Global Incubation Seminar
The Global Incubation Seminar (GIS) is a training program for developing global leaders. Targeted at the next generation of leaders around the world, it shares the Epson Group's vision and values with participants and empowers them to implement these in their own organizations. More than 300 members have taken part in this training since 1999. We have continued to develop global leaders in all those years.
The FY2015 training lasted for five days beginning February 22, 2016. Global Incubation Seminar (GIS) 2015 took place at Head Office. A total of 25 individuals took part from 19 overseas affiliates, two domestic operations divisions, and one Group company. Participants said that hearing Epson's management vision directly from senior executives deepened their understanding, and that talking to people from various places around the world exposed them to new opinions and ways of thinking, which made the training very meaningful.
Our aim is to offer this training continuously in future so that a wide range of employees can enhance their talents and provide the impetus for Epson's next generation in each part of the world.
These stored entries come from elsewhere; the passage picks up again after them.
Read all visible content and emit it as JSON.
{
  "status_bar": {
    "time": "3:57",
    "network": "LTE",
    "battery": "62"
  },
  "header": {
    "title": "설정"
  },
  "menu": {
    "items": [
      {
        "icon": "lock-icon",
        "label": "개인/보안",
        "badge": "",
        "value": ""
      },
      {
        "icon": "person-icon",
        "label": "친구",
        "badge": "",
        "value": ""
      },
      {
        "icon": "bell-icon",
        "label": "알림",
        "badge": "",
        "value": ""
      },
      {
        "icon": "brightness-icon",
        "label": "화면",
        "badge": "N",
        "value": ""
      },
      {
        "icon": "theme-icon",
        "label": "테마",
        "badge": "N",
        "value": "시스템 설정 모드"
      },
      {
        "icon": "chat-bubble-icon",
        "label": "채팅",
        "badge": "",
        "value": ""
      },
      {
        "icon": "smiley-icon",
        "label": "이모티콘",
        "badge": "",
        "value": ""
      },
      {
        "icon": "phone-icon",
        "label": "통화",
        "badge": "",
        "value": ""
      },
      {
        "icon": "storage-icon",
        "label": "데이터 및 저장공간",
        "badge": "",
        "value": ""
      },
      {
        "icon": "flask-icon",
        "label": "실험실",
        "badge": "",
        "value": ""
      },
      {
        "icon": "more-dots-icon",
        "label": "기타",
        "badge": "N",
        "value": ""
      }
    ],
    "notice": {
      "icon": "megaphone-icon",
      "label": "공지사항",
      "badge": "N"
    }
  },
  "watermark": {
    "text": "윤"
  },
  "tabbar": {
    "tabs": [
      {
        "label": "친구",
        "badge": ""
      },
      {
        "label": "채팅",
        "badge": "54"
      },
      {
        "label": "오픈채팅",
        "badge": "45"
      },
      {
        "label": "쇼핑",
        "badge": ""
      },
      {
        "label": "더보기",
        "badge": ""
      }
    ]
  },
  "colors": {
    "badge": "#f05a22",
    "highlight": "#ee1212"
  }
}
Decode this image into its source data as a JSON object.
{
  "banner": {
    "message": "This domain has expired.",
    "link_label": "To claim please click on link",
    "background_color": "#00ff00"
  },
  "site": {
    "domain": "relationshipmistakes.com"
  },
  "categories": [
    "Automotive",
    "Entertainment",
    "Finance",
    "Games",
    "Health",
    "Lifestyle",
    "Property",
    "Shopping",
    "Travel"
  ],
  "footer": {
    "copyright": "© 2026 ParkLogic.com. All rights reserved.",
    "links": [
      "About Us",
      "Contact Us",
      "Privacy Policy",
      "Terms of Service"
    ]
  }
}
One Participant's Impressions of GIS 2015
"This gave me a deeper understanding of the company's management vision. I hope to communicate this vision and direction in my own workplace and allow everyone to work with confidence. As its leader, I want to guide my organization to make sure it is indispensable within the Group."
Senior General Manager, HR & GA Administrative Div., P.T. Epson Indonesia Industry
Impressions from a Past Participant
"The training is very meaningful in terms of making Epson a stronger company. It tries to achieve that by bringing managers from around the world together so they can strengthen their ties and work towards for the same aims."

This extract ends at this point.